The level of expression and content of components of the neurotrophin system in the brain of fetal rats on the 14th (E14) and 20th (E20) days of prenatal development. (a) The expression level of the Bdnf, Ngf, Trka, Trkb, and P75ntr genes in the fetal brain of rats in the control group (Control, n = 6) and in the group with prenatal hyperhomocysteinemia (PHHC, n = 6). (b) The content of proBDNF and mBDNF in the brain of fetal rats in the control group (Control, n = 20–29) and in the group of animals who underwent prenatal hyperhomocysteinemia (PHHC, n = 23–34). (c) The content of proNGF in the brain of fetal rats in the control group (Control, n = 21–24) and in the group of animals who underwent prenatal hyperhomocysteinemia (PHHC, n = 23–25). (d) Representative Western blots are shown for each condition.

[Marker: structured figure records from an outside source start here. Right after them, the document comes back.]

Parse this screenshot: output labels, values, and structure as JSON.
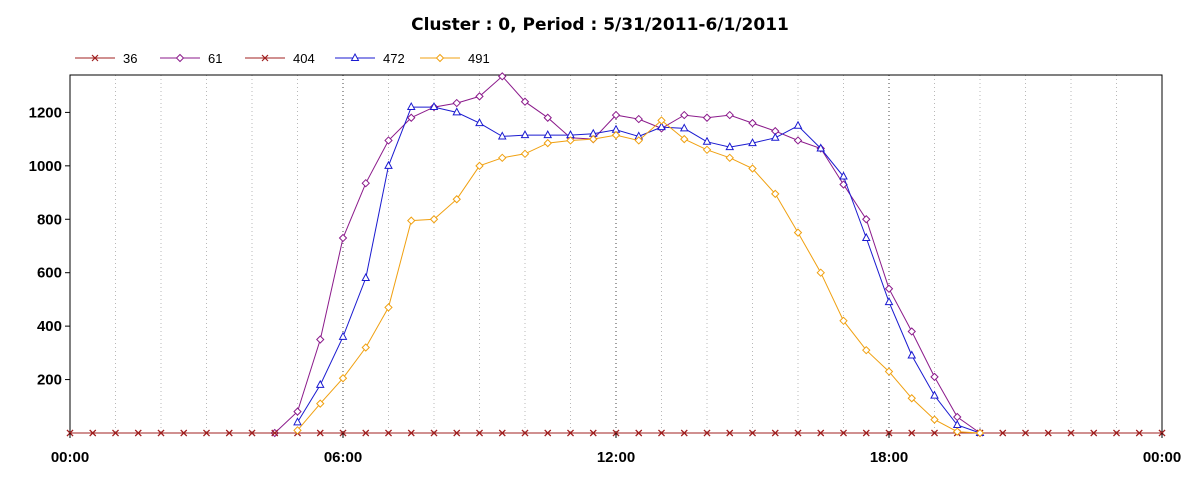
{
  "chart_data": {
    "type": "line",
    "title": "Cluster : 0, Period : 5/31/2011-6/1/2011",
    "xlabel": "",
    "ylabel": "",
    "x_tick_labels": [
      "00:00",
      "06:00",
      "12:00",
      "18:00",
      "00:00"
    ],
    "y_ticks": [
      200,
      400,
      600,
      800,
      1000,
      1200
    ],
    "xlim_hours": [
      0,
      24
    ],
    "ylim": [
      0,
      1340
    ],
    "grid": "vertical dotted",
    "legend_position": "top-left",
    "x_hours": [
      0,
      0.5,
      1,
      1.5,
      2,
      2.5,
      3,
      3.5,
      4,
      4.5,
      5,
      5.5,
      6,
      6.5,
      7,
      7.5,
      8,
      8.5,
      9,
      9.5,
      10,
      10.5,
      11,
      11.5,
      12,
      12.5,
      13,
      13.5,
      14,
      14.5,
      15,
      15.5,
      16,
      16.5,
      17,
      17.5,
      18,
      18.5,
      19,
      19.5,
      20,
      20.5,
      21,
      21.5,
      22,
      22.5,
      23,
      23.5,
      24
    ],
    "series": [
      {
        "name": "36",
        "color": "#a02020",
        "marker": "x",
        "values": [
          0,
          0,
          0,
          0,
          0,
          0,
          0,
          0,
          0,
          0,
          0,
          0,
          0,
          0,
          0,
          0,
          0,
          0,
          0,
          0,
          0,
          0,
          0,
          0,
          0,
          0,
          0,
          0,
          0,
          0,
          0,
          0,
          0,
          0,
          0,
          0,
          0,
          0,
          0,
          0,
          0,
          0,
          0,
          0,
          0,
          0,
          0,
          0,
          0
        ]
      },
      {
        "name": "61",
        "color": "#8b1a8b",
        "marker": "diamond",
        "values": [
          null,
          null,
          null,
          null,
          null,
          null,
          null,
          null,
          null,
          0,
          80,
          350,
          730,
          935,
          1095,
          1180,
          1220,
          1235,
          1260,
          1335,
          1240,
          1180,
          1105,
          1100,
          1190,
          1175,
          1140,
          1190,
          1180,
          1190,
          1160,
          1130,
          1095,
          1065,
          930,
          800,
          540,
          380,
          210,
          60,
          0,
          null,
          null,
          null,
          null,
          null,
          null,
          null,
          null
        ]
      },
      {
        "name": "404",
        "color": "#a02020",
        "marker": "x",
        "values": [
          0,
          0,
          0,
          0,
          0,
          0,
          0,
          0,
          0,
          0,
          0,
          0,
          0,
          0,
          0,
          0,
          0,
          0,
          0,
          0,
          0,
          0,
          0,
          0,
          0,
          0,
          0,
          0,
          0,
          0,
          0,
          0,
          0,
          0,
          0,
          0,
          0,
          0,
          0,
          0,
          0,
          0,
          0,
          0,
          0,
          0,
          0,
          0,
          0
        ]
      },
      {
        "name": "472",
        "color": "#1a1ad0",
        "marker": "triangle",
        "values": [
          null,
          null,
          null,
          null,
          null,
          null,
          null,
          null,
          null,
          null,
          40,
          180,
          360,
          580,
          1000,
          1220,
          1220,
          1200,
          1160,
          1110,
          1115,
          1115,
          1115,
          1120,
          1135,
          1110,
          1145,
          1140,
          1090,
          1070,
          1085,
          1105,
          1150,
          1065,
          960,
          730,
          490,
          290,
          140,
          30,
          0,
          null,
          null,
          null,
          null,
          null,
          null,
          null,
          null
        ]
      },
      {
        "name": "491",
        "color": "#f0a010",
        "marker": "diamond",
        "values": [
          null,
          null,
          null,
          null,
          null,
          null,
          null,
          null,
          null,
          null,
          10,
          110,
          205,
          320,
          470,
          795,
          800,
          875,
          1000,
          1030,
          1045,
          1085,
          1095,
          1100,
          1115,
          1095,
          1170,
          1100,
          1060,
          1030,
          990,
          895,
          750,
          600,
          420,
          310,
          230,
          130,
          50,
          5,
          0,
          null,
          null,
          null,
          null,
          null,
          null,
          null,
          null
        ]
      }
    ]
  }
}
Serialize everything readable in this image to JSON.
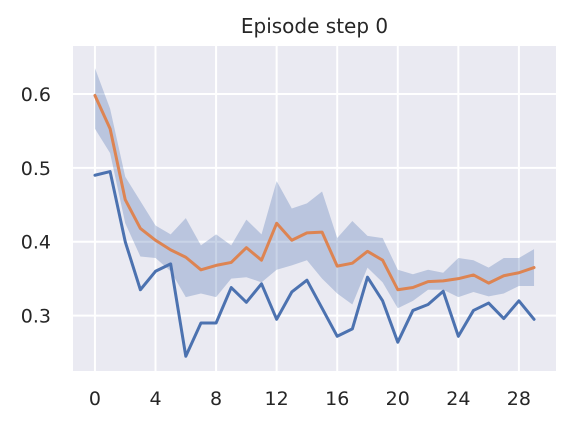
{
  "chart_data": {
    "type": "line",
    "title": "Episode step 0",
    "xlabel": "",
    "ylabel": "",
    "xlim": [
      -1.45,
      30.45
    ],
    "ylim": [
      0.225,
      0.665
    ],
    "xticks": [
      0,
      4,
      8,
      12,
      16,
      20,
      24,
      28
    ],
    "yticks": [
      0.3,
      0.4,
      0.5,
      0.6
    ],
    "ytick_labels": [
      "0.3",
      "0.4",
      "0.5",
      "0.6"
    ],
    "grid": true,
    "legend": "none",
    "x": [
      0,
      1,
      2,
      3,
      4,
      5,
      6,
      7,
      8,
      9,
      10,
      11,
      12,
      13,
      14,
      15,
      16,
      17,
      18,
      19,
      20,
      21,
      22,
      23,
      24,
      25,
      26,
      27,
      28,
      29
    ],
    "series": [
      {
        "color": "#4c72b0",
        "values": [
          0.49,
          0.495,
          0.4,
          0.335,
          0.36,
          0.37,
          0.245,
          0.29,
          0.29,
          0.338,
          0.318,
          0.343,
          0.295,
          0.332,
          0.348,
          0.31,
          0.272,
          0.282,
          0.352,
          0.32,
          0.264,
          0.307,
          0.315,
          0.333,
          0.272,
          0.307,
          0.317,
          0.296,
          0.32,
          0.295
        ]
      },
      {
        "color": "#dd8452",
        "values": [
          0.598,
          0.553,
          0.457,
          0.418,
          0.402,
          0.389,
          0.379,
          0.362,
          0.368,
          0.372,
          0.392,
          0.375,
          0.425,
          0.402,
          0.412,
          0.413,
          0.367,
          0.371,
          0.387,
          0.375,
          0.335,
          0.338,
          0.346,
          0.347,
          0.35,
          0.355,
          0.344,
          0.354,
          0.358,
          0.365
        ],
        "band_upper": [
          0.635,
          0.58,
          0.488,
          0.455,
          0.422,
          0.41,
          0.432,
          0.395,
          0.41,
          0.395,
          0.43,
          0.41,
          0.482,
          0.445,
          0.452,
          0.468,
          0.405,
          0.428,
          0.408,
          0.405,
          0.362,
          0.356,
          0.362,
          0.358,
          0.378,
          0.375,
          0.365,
          0.378,
          0.378,
          0.39
        ],
        "band_lower": [
          0.553,
          0.52,
          0.425,
          0.38,
          0.378,
          0.36,
          0.325,
          0.33,
          0.325,
          0.35,
          0.352,
          0.345,
          0.362,
          0.368,
          0.375,
          0.35,
          0.33,
          0.315,
          0.365,
          0.345,
          0.31,
          0.32,
          0.335,
          0.335,
          0.325,
          0.332,
          0.326,
          0.33,
          0.34,
          0.34
        ],
        "band_color": "#4c72b0"
      }
    ]
  }
}
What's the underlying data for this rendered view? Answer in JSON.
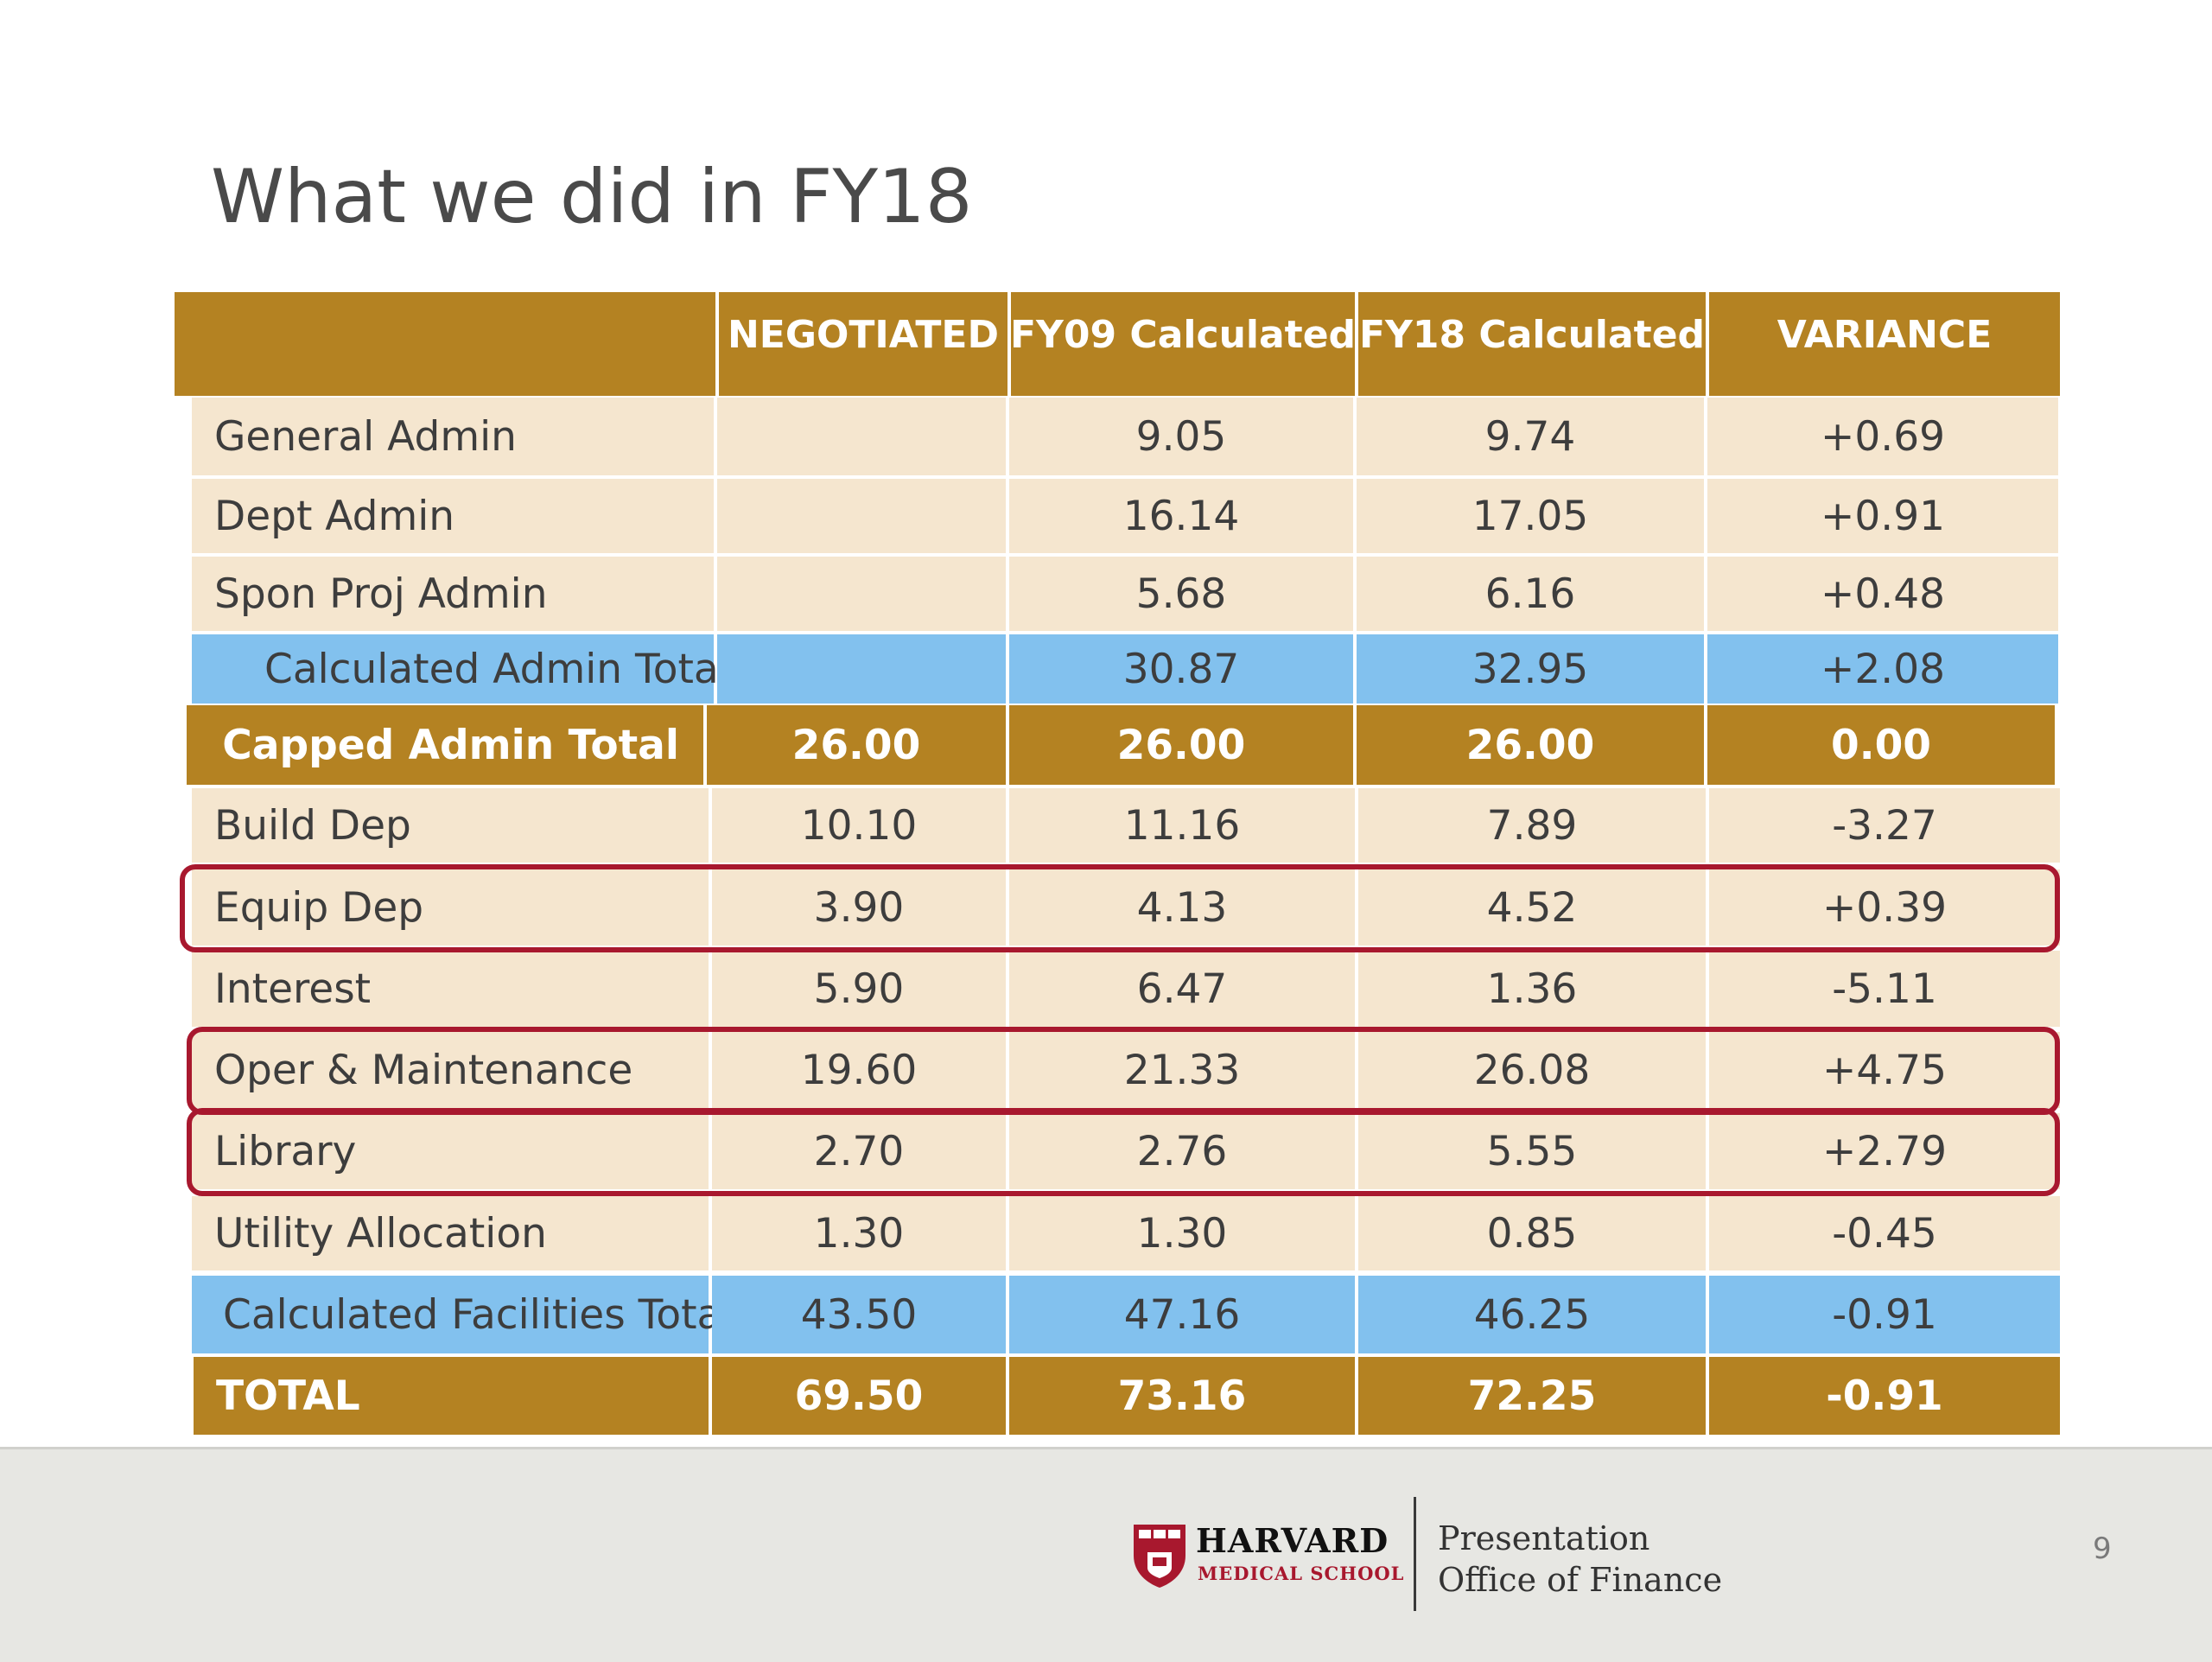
{
  "slide": {
    "title": "What we did in FY18",
    "page_number": "9"
  },
  "table": {
    "headers": [
      "",
      "NEGOTIATED",
      "FY09 Calculated",
      "FY18 Calculated",
      "VARIANCE"
    ],
    "rows": [
      {
        "label": "General Admin",
        "negotiated": "",
        "fy09": "9.05",
        "fy18": "9.74",
        "variance": "+0.69",
        "style": "cream",
        "highlighted": false
      },
      {
        "label": "Dept Admin",
        "negotiated": "",
        "fy09": "16.14",
        "fy18": "17.05",
        "variance": "+0.91",
        "style": "cream",
        "highlighted": false
      },
      {
        "label": "Spon Proj Admin",
        "negotiated": "",
        "fy09": "5.68",
        "fy18": "6.16",
        "variance": "+0.48",
        "style": "cream",
        "highlighted": false
      },
      {
        "label": "Calculated Admin Total",
        "negotiated": "",
        "fy09": "30.87",
        "fy18": "32.95",
        "variance": "+2.08",
        "style": "blue",
        "highlighted": false
      },
      {
        "label": "Capped Admin Total",
        "negotiated": "26.00",
        "fy09": "26.00",
        "fy18": "26.00",
        "variance": "0.00",
        "style": "gold",
        "highlighted": false
      },
      {
        "label": "Build Dep",
        "negotiated": "10.10",
        "fy09": "11.16",
        "fy18": "7.89",
        "variance": "-3.27",
        "style": "cream",
        "highlighted": false
      },
      {
        "label": "Equip Dep",
        "negotiated": "3.90",
        "fy09": "4.13",
        "fy18": "4.52",
        "variance": "+0.39",
        "style": "cream",
        "highlighted": true
      },
      {
        "label": "Interest",
        "negotiated": "5.90",
        "fy09": "6.47",
        "fy18": "1.36",
        "variance": "-5.11",
        "style": "cream",
        "highlighted": false
      },
      {
        "label": "Oper & Maintenance",
        "negotiated": "19.60",
        "fy09": "21.33",
        "fy18": "26.08",
        "variance": "+4.75",
        "style": "cream",
        "highlighted": true
      },
      {
        "label": "Library",
        "negotiated": "2.70",
        "fy09": "2.76",
        "fy18": "5.55",
        "variance": "+2.79",
        "style": "cream",
        "highlighted": true
      },
      {
        "label": "Utility Allocation",
        "negotiated": "1.30",
        "fy09": "1.30",
        "fy18": "0.85",
        "variance": "-0.45",
        "style": "cream",
        "highlighted": false
      },
      {
        "label": "Calculated Facilities Total",
        "negotiated": "43.50",
        "fy09": "47.16",
        "fy18": "46.25",
        "variance": "-0.91",
        "style": "blue",
        "highlighted": false
      },
      {
        "label": "TOTAL",
        "negotiated": "69.50",
        "fy09": "73.16",
        "fy18": "72.25",
        "variance": "-0.91",
        "style": "gold",
        "highlighted": false
      }
    ]
  },
  "footer": {
    "logo_name": "HARVARD",
    "logo_subtitle": "MEDICAL SCHOOL",
    "presentation_line1": "Presentation",
    "presentation_line2": "Office of Finance",
    "logo_icon": "harvard-shield-icon"
  },
  "colors": {
    "gold": "#b48222",
    "cream": "#f5e6cf",
    "blue": "#82c1ee",
    "highlight": "#a8182e"
  }
}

The data are presented as mean and the standard error of the mean (mean ± SEM). *—a significant difference between the experimental group and the corresponding control (p ≤ 0.05). &&—a significant difference in the proBDNF level in the control group on E20 from the control on E14 (p ≤ 0.01). &&&—a significant difference in the level of proNGF in the control group on E20 from the control on E14 (p ≤ 0.001).

Figure 8

The content and activity of caspases in the fetal rat brain on the 14th (E14) and 20th (E20) days of prenatal development. (a) The content of Caspase-3 fragments in the fetal rat brain in the control group (Control, n = 14) and in the group of animals who underwent prenatal hyperhomocysteinemia (PHHC, n = 14). (b) The activity of Caspase-3 in the fetal rat brain on E14 and E20 in the control group (Control, n = 8–21) and in the group of animals with prenatal hyperhomocysteinemia (PHHC, n = 8–21). (c) The content of Caspase-8 fragments in the fetal rat brain in the control group (Control, n = 10–14) and in the group of animals after prenatal hyperhomocysteinemia (PHHC, n = 10–14). (d) Representative Western blots are shown for each condition. The data are presented as mean and standard error of mean (mean ± SEM). *—significant difference between the experimental group and the corresponding control (p ≤ 0.05).

Figure 9

The expression and content of the angiogenesis system components in the fetal brain of rats on the 14th (E14) and 20th (E20) days of prenatal development. (a) The expression level of Vegfa, Vegfb, and Kdr genes in the rat fetal brain in the control group (Control, n = 6) and in the group with prenatal hyperhomocysteinemia (PHHC, n = 6). (b) The content of VEGFA in the fetal rat brain from the control group (Control, n = 4–8) and in the group of animals after prenatal hyperhomocysteinemia (PHHC, n = 4–8). (c) The content of SEMA3E in the fetal rat brain in the control group (Control, n = 6–10) and in the group of animals after prenatal hyperhomocysteinemia (PHHC, n = 7–11). (d) MMP-2 activity in the fetal rat brain in the control group (Control, n = 8–9) and in the group of animals after prenatal hyperhomocysteinemia (PHHC, n = 7–8). (e) Representative Western blots and gelatin zymograms are shown for each condition. The data are presented as mean and standard error of mean (mean ± SEM). *—significant difference between the experimental group and the corresponding control (p ≤ 0.05).

Figure 10

Oxidative modifications of macromolecules in the fetal rat brain on the 20th (E20) day of prenatal development. (a) Quantitative analysis of the content of products of oxidative modification of proteins in the fetal rat brain in the control group (Control, n = 16) and after prenatal hyperhomocysteinemia (PHHC, n = 16). (b) Representative oxyblot is shown for each condition. (c) The level of lipid peroxidation (content of malondialdehyde, MDA) in the brain of rat fetuses (n = 19–20). *—p ≤ 0.05.